Será essencial continuar o trabalho de requalificação da EN125, de modo a que esta deixe de ser uma rua com 150 quilómetros.
No caso particular da Via do Infante, é fundamental que a renegociação da concessão, aquando do fim da atual, seja efetuada por via de um concurso competitivo, para assegurar o menor custo para o utilizador e contribuinte, bem como garantir uma manutenção de qualidade mais elevada.

SI – No início da atual crise da pandemia, o Governo anunciou um plano específico para o Algarve, que nunca chegou a ser concretizado. O que precisa o Turismo do Algarve para recuperar da pandemia?

CV – Para recuperar da pandemia, as empresas turísticas precisam de poder trabalhar. As empresas necessitam de estabilidade de planeamento, pelo que é importante encontrar um quadro que permita adaptarem-se à realidade pandémica e reduzir as restrições à atividade, como tem acontecido nos últimos dois anos.
Precisamos de libertar a carga fiscal das empresas em geral, mas será fundamental esta medida na área do turismo.
Precisamos de igualar as empresas turísticas perante o fisco. Não faz sentido que empresas que fazem parte do mesmo setor sejam alvo de IVA diferente. O Golfe, as Marinas continuam a ter o IVA máximo e são empresas que em muito contribuem para o crescimento do turismo no Algarve.
Precisamos urgentemente de reduzir a burocracia. Um pequeno empresário da área do turismo vê-se facilmente enredado em papéis e entidades, sem saber quem decide o quê e, acima de tudo, quando.
E as pequenas e medias empresas ficam anos à espera de licenças para poder ver o seu investimento começar a dar frutos.

SI – No caso de questões mais fraturantes, como a regionalização, as portagens na Via do Infante e a saúde, entre outras, se for eleito, votará na AR de acordo com a sua convicção, mesmo que vá contra as orientações do seu partido?

CV – Liberais são, por definição, pessoas livres que pensam pelas suas próprias cabeças. Dificilmente um liberal votaria contra as suas convicções.

SI – Quer acrescentar mais algum tema ou questão?

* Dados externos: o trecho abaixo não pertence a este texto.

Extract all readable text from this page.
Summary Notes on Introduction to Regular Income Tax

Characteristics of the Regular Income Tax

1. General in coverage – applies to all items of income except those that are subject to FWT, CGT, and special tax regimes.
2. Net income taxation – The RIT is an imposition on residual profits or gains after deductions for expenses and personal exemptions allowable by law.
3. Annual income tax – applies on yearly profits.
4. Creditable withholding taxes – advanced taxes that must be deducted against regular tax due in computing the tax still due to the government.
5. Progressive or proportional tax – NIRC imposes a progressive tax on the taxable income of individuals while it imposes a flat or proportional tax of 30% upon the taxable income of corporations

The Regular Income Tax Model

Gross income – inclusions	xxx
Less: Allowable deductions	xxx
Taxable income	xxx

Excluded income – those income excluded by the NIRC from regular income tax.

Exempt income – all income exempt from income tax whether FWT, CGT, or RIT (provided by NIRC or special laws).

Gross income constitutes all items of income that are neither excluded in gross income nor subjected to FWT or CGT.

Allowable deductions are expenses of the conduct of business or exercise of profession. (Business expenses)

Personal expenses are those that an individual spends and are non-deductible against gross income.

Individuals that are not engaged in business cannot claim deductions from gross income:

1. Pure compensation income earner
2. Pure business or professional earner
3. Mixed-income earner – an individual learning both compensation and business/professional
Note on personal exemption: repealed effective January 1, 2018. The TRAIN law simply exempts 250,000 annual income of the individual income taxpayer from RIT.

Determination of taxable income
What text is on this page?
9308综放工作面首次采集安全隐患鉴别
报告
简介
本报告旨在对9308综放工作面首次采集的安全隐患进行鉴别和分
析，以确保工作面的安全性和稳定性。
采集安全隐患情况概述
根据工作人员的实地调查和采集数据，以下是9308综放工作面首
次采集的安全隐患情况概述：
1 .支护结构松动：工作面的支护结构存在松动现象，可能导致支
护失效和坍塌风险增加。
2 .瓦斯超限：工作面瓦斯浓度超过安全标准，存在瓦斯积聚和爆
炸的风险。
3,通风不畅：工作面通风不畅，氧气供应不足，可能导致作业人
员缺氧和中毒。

A educação. Horários por preencher, turmas sem professores, são alguns dos exemplos de situações que levam o Algarve para o fundo da tabela no que diz respeito aos rankings nacionais de escolas.
A melhoria do ensino deve ser uma prioridade constante. Providenciar as escolas com maior autonomia para se adaptarem às realidades locais e melhorarem a qualidade do ensino, bem como valorizar a importância dos professores na transmissão do conhecimento são medidas essenciais.
Permitir que os pais dos alunos escolham a escola livremente, tanto a nível público, como privado, para garantir uma melhoria contínua do ensino, é uma das propostas da Iniciativa Liberal.
Mas não só, pois, muitas vezes, o desconhecimento das regiões, leva um aluno que podia ter aulas numa escola a 12 quilómetros de casa a ter que percorrer 20 quilómetros para poder estudar, por causa do seu código postal.
A melhoria do ensino e a alteração da forma organizativa não podem ser um dogma.
Necessitamos de aproveitar a capacidade dos nossos professores e alunos e, acima de tudo, precisamos de ser capazes de lhes dar condições para alcançar o sucesso desejado.
O Algarve precisa de crescer, para crescer precisa de mudar e, para mudar, precisa da Iniciativa Liberal.